On one hand China is encouraging economic prosperity, while on the other, it is trying to temper any appearances of wealth.
Beijing has moved to ban outdoor advertising or billboards that promotes hedonistic or high-end lifestyles over concerns that these prominent ads remind people of the country’s widening wealth gap.
The Beijing Administration for Industry and Commerce has issued an mandate for businesses to remove words such as “luxury”, “royal”, “supreme” and “high class” from billboards, or face a 30,000 yuan ($4,600) fine by April 15.
It also prohibits excessive promoting of “foreign” things. The agency gave no details on what the “foreign” things were, but indicated that such promotions help create a politically “unhealthy” climate.
It is presumed that these advertisements encourage people to aspire to a “foreign” lifestyle. Many wealthy Chinese openly display their foreign designer clothes and handbags, drive German luxury cars and drink French wine.
The southwestern city of Chongqing also issued a similar mandate last week, banning real estate advertisements using phrases including “best”, “unique” or “irreplaceable”.
The Chinese government is struggling to deal with the serious threat of China’s wealth gap.
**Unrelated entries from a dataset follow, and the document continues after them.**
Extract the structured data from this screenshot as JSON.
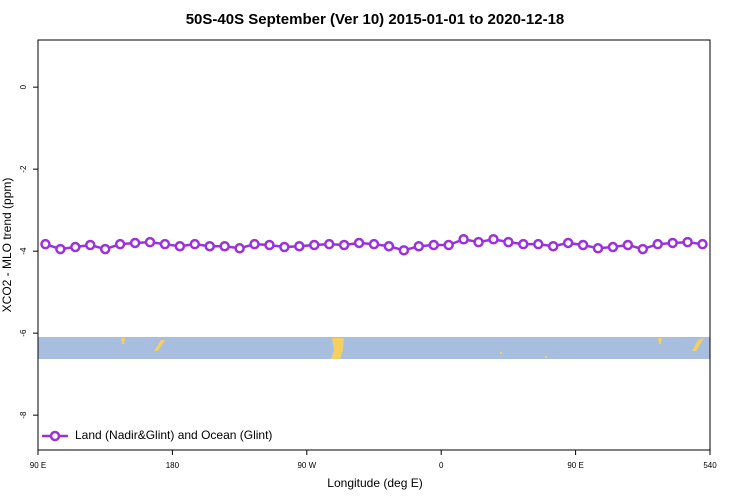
{
  "chart_data": {
    "type": "line",
    "title": "50S-40S September (Ver 10)   2015-01-01 to 2020-12-18",
    "x_label": "Longitude (deg E)",
    "y_label": "XCO2 - MLO trend (ppm)",
    "x": [
      95,
      105,
      115,
      125,
      135,
      145,
      155,
      165,
      175,
      185,
      195,
      205,
      215,
      225,
      235,
      245,
      255,
      265,
      275,
      285,
      295,
      305,
      315,
      325,
      335,
      345,
      355,
      365,
      375,
      385,
      395,
      405,
      415,
      425,
      435,
      445,
      455,
      465,
      475,
      485,
      495,
      505,
      515,
      525,
      535
    ],
    "series": [
      {
        "name": "Land (Nadir&Glint) and Ocean (Glint)",
        "color": "#9b30e0",
        "values": [
          -3.83,
          -3.95,
          -3.9,
          -3.85,
          -3.95,
          -3.83,
          -3.8,
          -3.78,
          -3.83,
          -3.88,
          -3.83,
          -3.88,
          -3.88,
          -3.93,
          -3.83,
          -3.85,
          -3.9,
          -3.88,
          -3.85,
          -3.83,
          -3.85,
          -3.8,
          -3.83,
          -3.88,
          -3.98,
          -3.88,
          -3.85,
          -3.85,
          -3.71,
          -3.78,
          -3.71,
          -3.78,
          -3.83,
          -3.83,
          -3.88,
          -3.8,
          -3.85,
          -3.93,
          -3.9,
          -3.85,
          -3.95,
          -3.83,
          -3.8,
          -3.78,
          -3.83
        ]
      }
    ],
    "xlim": [
      90,
      540
    ],
    "xticks": [
      {
        "value": 90,
        "label": "90 E"
      },
      180,
      {
        "value": 270,
        "label": "90 W"
      },
      {
        "value": 360,
        "label": "0"
      },
      {
        "value": 450,
        "label": "90 E"
      },
      540
    ],
    "ylim": [
      -8.85,
      1.15
    ],
    "yticks": [
      0,
      -2,
      -4,
      -6,
      -8
    ],
    "legend": "bottom-left"
  }
}
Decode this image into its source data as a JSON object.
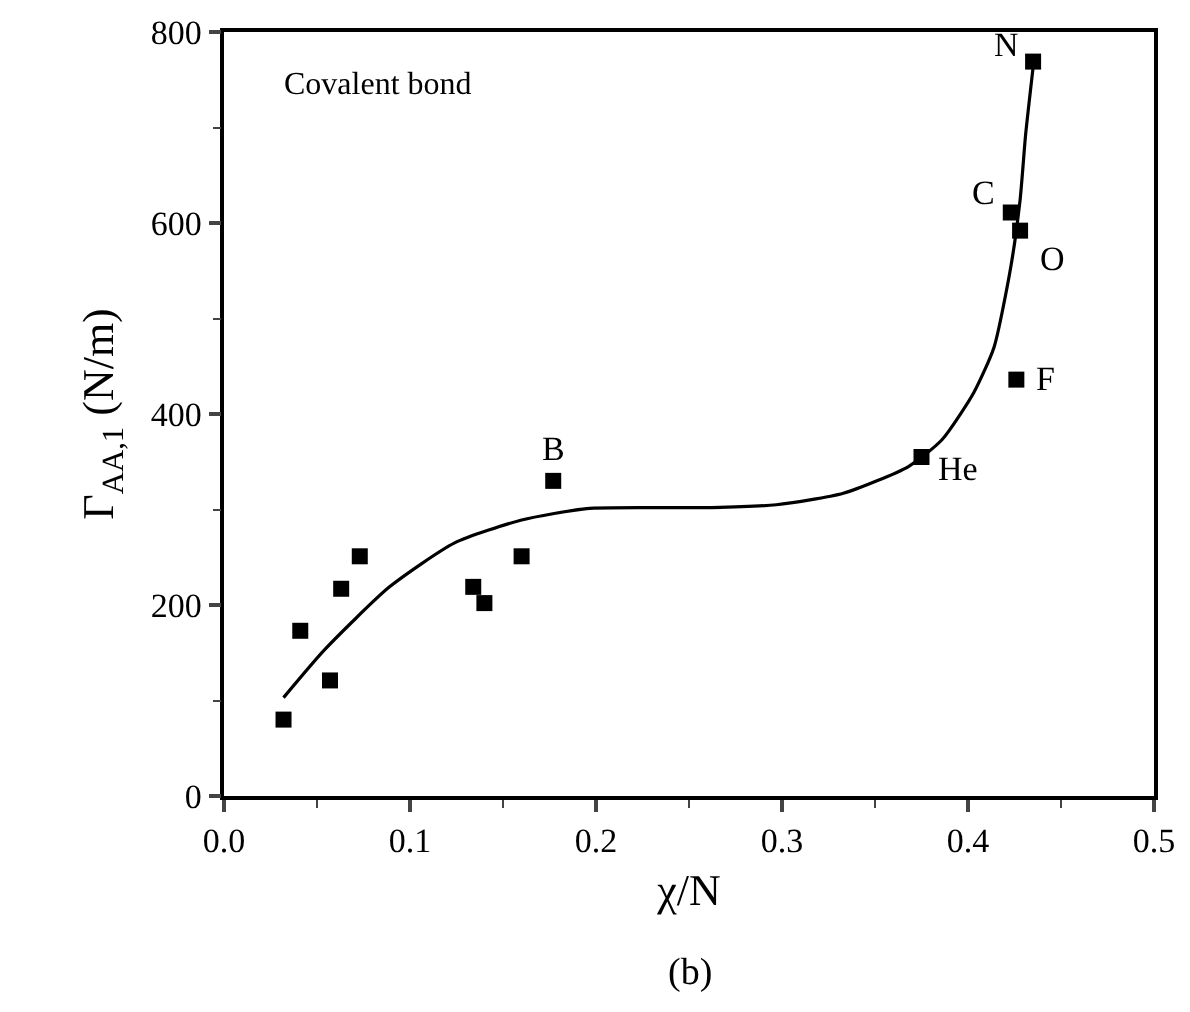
{
  "chart_data": {
    "type": "scatter",
    "xlabel": "χ/N",
    "ylabel": "Γ$_{AA,1}$ (N/m)",
    "xlim": [
      0,
      0.5
    ],
    "xticks": [
      {
        "value": 0,
        "label": "0.0"
      },
      0.1,
      0.2,
      0.3,
      0.4,
      0.5
    ],
    "ylim": [
      0,
      800
    ],
    "yticks": [
      0,
      200,
      400,
      600,
      800
    ],
    "grid": false,
    "series": [
      {
        "marker": "square",
        "color": "#000000",
        "x": [
          0.032,
          0.041,
          0.057,
          0.063,
          0.073,
          0.134,
          0.14,
          0.16,
          0.177,
          0.375,
          0.426,
          0.423,
          0.428,
          0.435
        ],
        "values": [
          80,
          173,
          121,
          217,
          251,
          219,
          202,
          251,
          330,
          355,
          436,
          611,
          592,
          769
        ]
      },
      {
        "type": "line",
        "marker": "none",
        "color": "#000000",
        "x": [
          0.032,
          0.054,
          0.089,
          0.124,
          0.16,
          0.195,
          0.23,
          0.262,
          0.297,
          0.333,
          0.368,
          0.386,
          0.403,
          0.414,
          0.423,
          0.428,
          0.431,
          0.435
        ],
        "values": [
          103,
          153,
          219,
          265,
          289,
          301,
          302,
          302,
          305,
          317,
          345,
          373,
          422,
          470,
          554,
          624,
          693,
          763
        ]
      }
    ],
    "annotations": [
      "Covalent bond",
      "(b)",
      {
        "text": "B",
        "x": 0.177,
        "y": 330
      },
      {
        "text": "He",
        "x": 0.375,
        "y": 355
      },
      {
        "text": "F",
        "x": 0.426,
        "y": 436
      },
      {
        "text": "C",
        "x": 0.423,
        "y": 611
      },
      {
        "text": "O",
        "x": 0.428,
        "y": 592
      },
      {
        "text": "N",
        "x": 0.435,
        "y": 769
      }
    ]
  }
}
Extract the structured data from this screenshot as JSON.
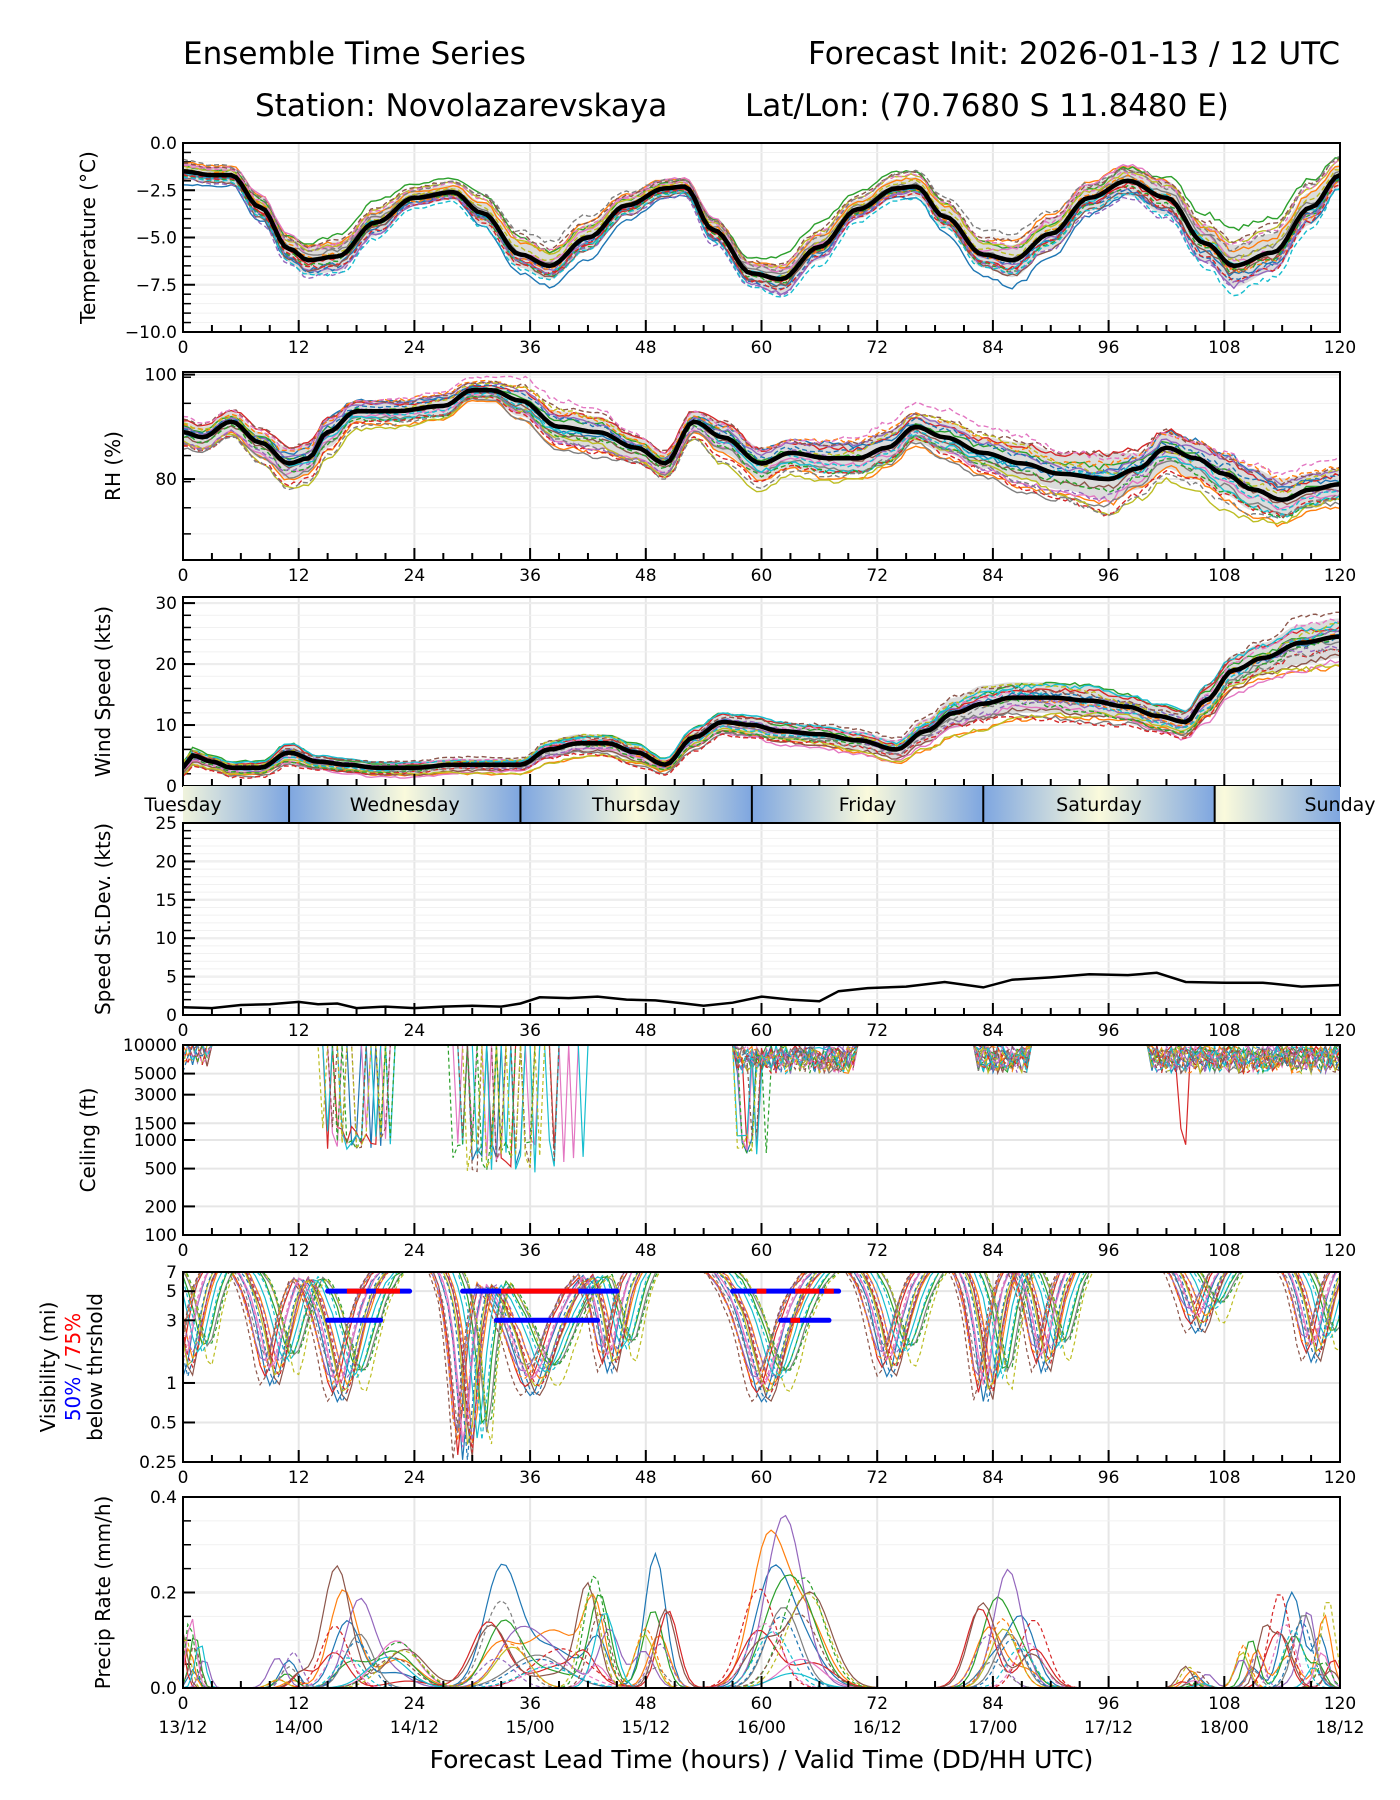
{
  "header": {
    "title": "Ensemble Time Series",
    "init": "Forecast Init: 2026-01-13 / 12 UTC",
    "station": "Station: Novolazarevskaya",
    "latlon": "Lat/Lon: (70.7680 S 11.8480 E)"
  },
  "chart_data": [
    {
      "type": "line",
      "id": "temperature",
      "ylabel": "Temperature (°C)",
      "ylim": [
        -10.0,
        0.0
      ],
      "yticks": [
        "0.0",
        "−2.5",
        "−5.0",
        "−7.5",
        "−10.0"
      ],
      "ytick_values": [
        0.0,
        -2.5,
        -5.0,
        -7.5,
        -10.0
      ],
      "x": [
        0,
        3,
        5,
        8,
        11,
        13,
        16,
        20,
        24,
        28,
        31,
        35,
        38,
        42,
        46,
        50,
        52,
        55,
        59,
        62,
        66,
        70,
        74,
        76,
        79,
        83,
        86,
        90,
        94,
        98,
        102,
        106,
        109,
        113,
        117,
        120
      ],
      "mean": [
        -1.5,
        -1.7,
        -1.7,
        -3.4,
        -5.6,
        -6.2,
        -6.0,
        -4.2,
        -2.9,
        -2.6,
        -3.7,
        -5.9,
        -6.5,
        -5.0,
        -3.3,
        -2.4,
        -2.3,
        -4.6,
        -6.9,
        -7.2,
        -5.5,
        -3.5,
        -2.4,
        -2.3,
        -3.9,
        -5.9,
        -6.2,
        -4.8,
        -2.9,
        -2.0,
        -2.9,
        -5.3,
        -6.5,
        -5.8,
        -3.4,
        -1.7
      ],
      "spread_lo": [
        -1.9,
        -2.1,
        -2.1,
        -4.0,
        -6.3,
        -7.0,
        -6.8,
        -4.9,
        -3.3,
        -3.0,
        -4.3,
        -6.6,
        -7.2,
        -5.7,
        -3.8,
        -2.8,
        -2.7,
        -5.2,
        -7.5,
        -8.0,
        -6.2,
        -4.0,
        -2.9,
        -2.8,
        -4.5,
        -6.6,
        -7.1,
        -5.6,
        -3.6,
        -2.8,
        -3.8,
        -6.3,
        -7.6,
        -6.8,
        -4.3,
        -2.3
      ],
      "spread_hi": [
        -1.1,
        -1.3,
        -1.3,
        -2.8,
        -5.0,
        -5.5,
        -5.2,
        -3.6,
        -2.5,
        -2.2,
        -3.1,
        -5.2,
        -5.8,
        -4.3,
        -2.8,
        -2.0,
        -1.9,
        -4.0,
        -6.3,
        -6.5,
        -4.8,
        -3.0,
        -1.9,
        -1.8,
        -3.3,
        -5.2,
        -5.4,
        -4.0,
        -2.2,
        -1.3,
        -2.0,
        -4.3,
        -5.4,
        -4.8,
        -2.6,
        -1.1
      ],
      "xticks": [
        "0",
        "12",
        "24",
        "36",
        "48",
        "60",
        "72",
        "84",
        "96",
        "108",
        "120"
      ]
    },
    {
      "type": "line",
      "id": "rh",
      "ylabel": "RH (%)",
      "ylim": [
        64.5,
        100.5
      ],
      "yticks": [
        "100",
        "80"
      ],
      "ytick_values": [
        100,
        80
      ],
      "x": [
        0,
        2,
        5,
        8,
        11,
        13,
        15,
        18,
        22,
        27,
        30,
        32,
        35,
        39,
        43,
        47,
        50,
        53,
        56,
        60,
        63,
        67,
        70,
        73,
        76,
        79,
        83,
        87,
        91,
        96,
        99,
        102,
        105,
        108,
        111,
        114,
        117,
        120
      ],
      "mean": [
        89,
        88,
        91,
        87,
        83,
        84,
        89,
        93,
        93,
        94,
        97,
        97,
        95,
        90,
        89,
        86,
        83,
        91,
        88,
        83,
        85,
        84,
        84,
        86,
        90,
        88,
        85,
        83,
        81,
        80,
        82,
        86,
        84,
        81,
        78,
        76,
        78,
        79
      ],
      "spread_lo": [
        87,
        86,
        89,
        84,
        80,
        81,
        86,
        91,
        91,
        92,
        95,
        95,
        92,
        87,
        86,
        84,
        81,
        89,
        85,
        80,
        82,
        81,
        81,
        83,
        87,
        85,
        82,
        80,
        78,
        76,
        78,
        82,
        80,
        77,
        74,
        73,
        75,
        76
      ],
      "spread_hi": [
        91,
        90,
        93,
        89,
        86,
        87,
        92,
        95,
        95,
        96,
        98,
        98,
        97,
        93,
        92,
        88,
        85,
        93,
        91,
        86,
        87,
        87,
        87,
        89,
        92,
        91,
        88,
        87,
        85,
        85,
        85,
        89,
        87,
        85,
        82,
        80,
        81,
        82
      ],
      "xticks": [
        "0",
        "12",
        "24",
        "36",
        "48",
        "60",
        "72",
        "84",
        "96",
        "108",
        "120"
      ]
    },
    {
      "type": "line",
      "id": "wind_speed",
      "ylabel": "Wind Speed (kts)",
      "ylim": [
        0,
        31
      ],
      "yticks": [
        "30",
        "20",
        "10",
        "0"
      ],
      "ytick_values": [
        30,
        20,
        10,
        0
      ],
      "x": [
        0,
        1,
        3,
        5,
        8,
        11,
        14,
        17,
        20,
        24,
        28,
        32,
        35,
        38,
        41,
        44,
        47,
        50,
        53,
        56,
        59,
        62,
        66,
        70,
        74,
        77,
        80,
        83,
        86,
        90,
        94,
        98,
        101,
        104,
        106,
        109,
        112,
        116,
        120
      ],
      "mean": [
        3,
        5,
        4,
        3,
        3,
        5.5,
        4,
        3.5,
        3,
        3,
        3.5,
        3.5,
        3.5,
        6,
        7,
        7,
        5.5,
        3.5,
        8,
        10.5,
        10,
        9,
        8.5,
        7.5,
        6,
        9,
        12,
        13.5,
        14.5,
        14.5,
        14,
        13,
        11.5,
        10.5,
        14,
        19,
        21,
        23.5,
        24.5
      ],
      "spread_lo": [
        2,
        3.5,
        3,
        2,
        2,
        4,
        3,
        2.5,
        2,
        2,
        2.5,
        2.5,
        2.5,
        4.5,
        5.5,
        5.5,
        4,
        2.5,
        6.5,
        9,
        8.5,
        7.5,
        7,
        6,
        4.5,
        7,
        9.5,
        11,
        12,
        12,
        11.5,
        11,
        9.5,
        8.5,
        11.5,
        16.5,
        18.5,
        20,
        21
      ],
      "spread_hi": [
        4,
        6,
        5,
        4,
        4,
        7,
        5,
        4.5,
        4,
        4,
        4.5,
        4.5,
        4.5,
        7.5,
        8.5,
        8.5,
        7,
        4.5,
        9.5,
        12,
        11.5,
        10.5,
        10,
        9,
        7.5,
        11,
        14.5,
        16.5,
        17,
        17,
        16.5,
        15,
        13.5,
        12.5,
        16.5,
        21.5,
        23.5,
        26.5,
        27.5
      ],
      "xticks": [
        "0",
        "12",
        "24",
        "36",
        "48",
        "60",
        "72",
        "84",
        "96",
        "108",
        "120"
      ]
    },
    {
      "type": "line",
      "id": "speed_stdev",
      "ylabel": "Speed St.Dev. (kts)",
      "ylim": [
        0,
        25
      ],
      "yticks": [
        "25",
        "20",
        "15",
        "10",
        "5",
        "0"
      ],
      "ytick_values": [
        25,
        20,
        15,
        10,
        5,
        0
      ],
      "x": [
        0,
        3,
        6,
        9,
        12,
        14,
        16,
        18,
        21,
        24,
        27,
        30,
        33,
        35,
        37,
        40,
        43,
        46,
        49,
        52,
        54,
        57,
        60,
        63,
        66,
        68,
        71,
        75,
        79,
        83,
        86,
        90,
        94,
        98,
        101,
        104,
        108,
        112,
        116,
        120
      ],
      "values": [
        1.0,
        0.9,
        1.3,
        1.4,
        1.7,
        1.4,
        1.5,
        0.9,
        1.1,
        0.9,
        1.1,
        1.2,
        1.1,
        1.5,
        2.3,
        2.2,
        2.4,
        2.0,
        1.9,
        1.5,
        1.2,
        1.6,
        2.4,
        2.0,
        1.8,
        3.1,
        3.5,
        3.7,
        4.3,
        3.6,
        4.6,
        4.9,
        5.3,
        5.2,
        5.5,
        4.3,
        4.2,
        4.2,
        3.7,
        3.9
      ],
      "xticks": [
        "0",
        "12",
        "24",
        "36",
        "48",
        "60",
        "72",
        "84",
        "96",
        "108",
        "120"
      ]
    },
    {
      "type": "line",
      "id": "ceiling",
      "ylabel": "Ceiling (ft)",
      "yscale": "log",
      "ylim": [
        100,
        10000
      ],
      "yticks": [
        "10000",
        "5000",
        "3000",
        "1500",
        "1000",
        "500",
        "200",
        "100"
      ],
      "ytick_values": [
        10000,
        5000,
        3000,
        1500,
        1000,
        500,
        200,
        100
      ],
      "notes": "Ensemble member ceilings; low-ceiling episodes near 14-22h, 28-42h, 57-60h; brief drop ~103h",
      "xticks": [
        "0",
        "12",
        "24",
        "36",
        "48",
        "60",
        "72",
        "84",
        "96",
        "108",
        "120"
      ]
    },
    {
      "type": "line",
      "id": "visibility",
      "ylabel": "Visibility (mi)",
      "ylabel_50": "50%",
      "ylabel_sep": " / ",
      "ylabel_75": "75%",
      "ylabel_3": "below thrshold",
      "yscale": "log",
      "ylim": [
        0.25,
        7
      ],
      "yticks": [
        "7",
        "5",
        "3",
        "1",
        "0.5",
        "0.25"
      ],
      "ytick_values": [
        7,
        5,
        3,
        1,
        0.5,
        0.25
      ],
      "threshold_bars": [
        {
          "threshold": 5,
          "start": 15,
          "end": 23.5,
          "red": [
            [
              17,
              19
            ],
            [
              20,
              22.5
            ]
          ]
        },
        {
          "threshold": 3,
          "start": 15,
          "end": 20.5,
          "red": []
        },
        {
          "threshold": 5,
          "start": 29,
          "end": 45,
          "red": [
            [
              33,
              41
            ]
          ]
        },
        {
          "threshold": 3,
          "start": 32.5,
          "end": 43,
          "red": []
        },
        {
          "threshold": 5,
          "start": 57,
          "end": 68,
          "red": [
            [
              59.5,
              60.5
            ],
            [
              63.5,
              66
            ],
            [
              66.5,
              67.5
            ]
          ]
        },
        {
          "threshold": 3,
          "start": 62,
          "end": 67,
          "red": [
            [
              63,
              64
            ]
          ]
        }
      ],
      "xticks": [
        "0",
        "12",
        "24",
        "36",
        "48",
        "60",
        "72",
        "84",
        "96",
        "108",
        "120"
      ]
    },
    {
      "type": "line",
      "id": "precip_rate",
      "ylabel": "Precip Rate (mm/h)",
      "ylim": [
        0.0,
        0.4
      ],
      "yticks": [
        "0.4",
        "0.2",
        "0.0"
      ],
      "ytick_values": [
        0.4,
        0.2,
        0.0
      ],
      "notes": "Ensemble member precip peaks ~0.2 at 1h, ~0.28 at 17h, ~0.3 at 33h, ~0.32 at 49h, ~0.33 at 61h, ~0.3 at 84h, ~0.25 at 115h",
      "xticks": [
        "0",
        "12",
        "24",
        "36",
        "48",
        "60",
        "72",
        "84",
        "96",
        "108",
        "120"
      ],
      "xticks2": [
        "13/12",
        "14/00",
        "14/12",
        "15/00",
        "15/12",
        "16/00",
        "16/12",
        "17/00",
        "17/12",
        "18/00",
        "18/12"
      ],
      "xlabel": "Forecast Lead Time (hours) / Valid Time (DD/HH UTC)"
    }
  ],
  "days": [
    {
      "label": "Tuesday",
      "start": 0,
      "end": 11
    },
    {
      "label": "Wednesday",
      "start": 11,
      "end": 35
    },
    {
      "label": "Thursday",
      "start": 35,
      "end": 59
    },
    {
      "label": "Friday",
      "start": 59,
      "end": 83
    },
    {
      "label": "Saturday",
      "start": 83,
      "end": 107
    },
    {
      "label": "Sunday",
      "start": 107,
      "end": 120
    }
  ],
  "colors": {
    "mean": "#000000",
    "spread": "#d3d3d3",
    "grid": "#e6e6e6",
    "bar50": "#0000ff",
    "bar75": "#ff0000",
    "day_blue": "#7ea6e0",
    "day_cream": "#fafadc",
    "members": [
      "#1f77b4",
      "#ff7f0e",
      "#2ca02c",
      "#d62728",
      "#9467bd",
      "#8c564b",
      "#e377c2",
      "#7f7f7f",
      "#bcbd22",
      "#17becf"
    ]
  }
}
High inflation has put tremendous pressure on the millions of China’s poor farmers and workers. The average income in a Chinese city is more than three times of someone living in the rural areas.
Premier Wen Jiabao stated that “resolving unfair income distribution” would be a priority for the country under its 5-year state economic plan.
With all these limitations on luxury advertising, will storefronts now become even more important for brand building in China?